Although Weiying Hu studied Chinese Language and Literature at university, she has always had a particular interest in traditional Chinese medicine, starting from a young age after a serious ear infection was completely cured by a relative who was a herbalist.

However, it was not until she came to the UK in 1991, that her longing to become a Chinese medicine practitioner was fulfilled. Her personality, character and a strong background in ancient Chinese literature (which was to be a great aid in learning) persuaded her to learn TCM from the beginning.

Her learning included 3 years practicing with senior consultants of T.C.M. from China and frequent training in T.C.M. hospitals in China.

In 1996 after initial studying of TCM, Weiying went to the Hangzhou Red Cross Hospital in Zhejiang province of China. There she learnt extensively about Chinese medicine (in particular acupuncture); from the ancient theories to the modern treatments. She was also taught by Dr Jingen Liang, a famous acupuncturist in Number One Hospital of Hangzhou.

A while later, Weiying and a partner opened her first clinic in North London, where she practised Chinese medicine under the supervision of Dr Xiliang Zhao, who had more than thirty years of experience practicing TCM. She was able to both apply her skills clinically and strengthen her theoretical knowledge.

In April 1998, Weiying established her own and present clinic in Wolverhampton where she initially practised under Dr Qinling Li, a senior consultant from China. From her lessons with Dr Li, she developed her knowledge in biomedical science, anatomy, acupuncture points and read famous books on ancient Chinese medicine.

Meanwhile, she completed her studies at the London College of Acupuncture and Oriental Medicine, graduating in 1999.

In 2001, Weiying took the opportunity to go to the Chinese Medicine Hospital of Hangzhou. There, she practiced herbal medicine with Dr Fu An Tang, who was a renowned herbalist in Hangzhou. She also practiced acupuncture, learning the latest acupuncture treatments there.

In May 2002, she started a post-graduate course in Xing Lin postgraduate college of traditional Chinese medicine in London to further her professional knowledge and practice experience. She completed the course in September 2003.
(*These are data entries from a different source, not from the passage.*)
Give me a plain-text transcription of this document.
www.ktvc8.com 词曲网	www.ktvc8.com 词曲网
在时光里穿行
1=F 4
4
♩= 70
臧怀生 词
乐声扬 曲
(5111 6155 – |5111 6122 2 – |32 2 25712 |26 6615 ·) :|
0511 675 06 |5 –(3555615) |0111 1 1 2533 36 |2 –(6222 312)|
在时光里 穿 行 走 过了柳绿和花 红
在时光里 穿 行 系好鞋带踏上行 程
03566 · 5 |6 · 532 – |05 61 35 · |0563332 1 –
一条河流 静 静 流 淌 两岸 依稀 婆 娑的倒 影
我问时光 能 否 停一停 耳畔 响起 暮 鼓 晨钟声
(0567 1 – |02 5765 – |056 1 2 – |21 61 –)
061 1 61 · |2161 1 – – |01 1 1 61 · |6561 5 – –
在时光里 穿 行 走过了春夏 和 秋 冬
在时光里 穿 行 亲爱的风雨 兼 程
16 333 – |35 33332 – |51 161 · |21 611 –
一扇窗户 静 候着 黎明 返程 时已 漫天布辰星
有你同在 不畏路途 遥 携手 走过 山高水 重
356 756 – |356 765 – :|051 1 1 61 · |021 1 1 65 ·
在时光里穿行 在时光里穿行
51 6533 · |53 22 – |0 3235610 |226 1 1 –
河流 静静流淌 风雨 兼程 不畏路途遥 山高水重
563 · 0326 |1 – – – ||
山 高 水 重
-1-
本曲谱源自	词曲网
She published a paper in November 2004 in the The Journal of The Association of Traditional Chinese Medicine (T.C.M.) U.K., and another paper about how acupuncture and Chinese herbal medicine can help to treat Osteoporosis in postmenopausal women.

In 2007, Weiying was nominated as regional co-ordinator of central England and central Wales for ATCM. She has also been employed by Freshwinds in Birmingham, an organisation funded by the city council offering palliative care.

She has been a member of RCHM since 1999, and is a member of ATCM and the British acupuncture council.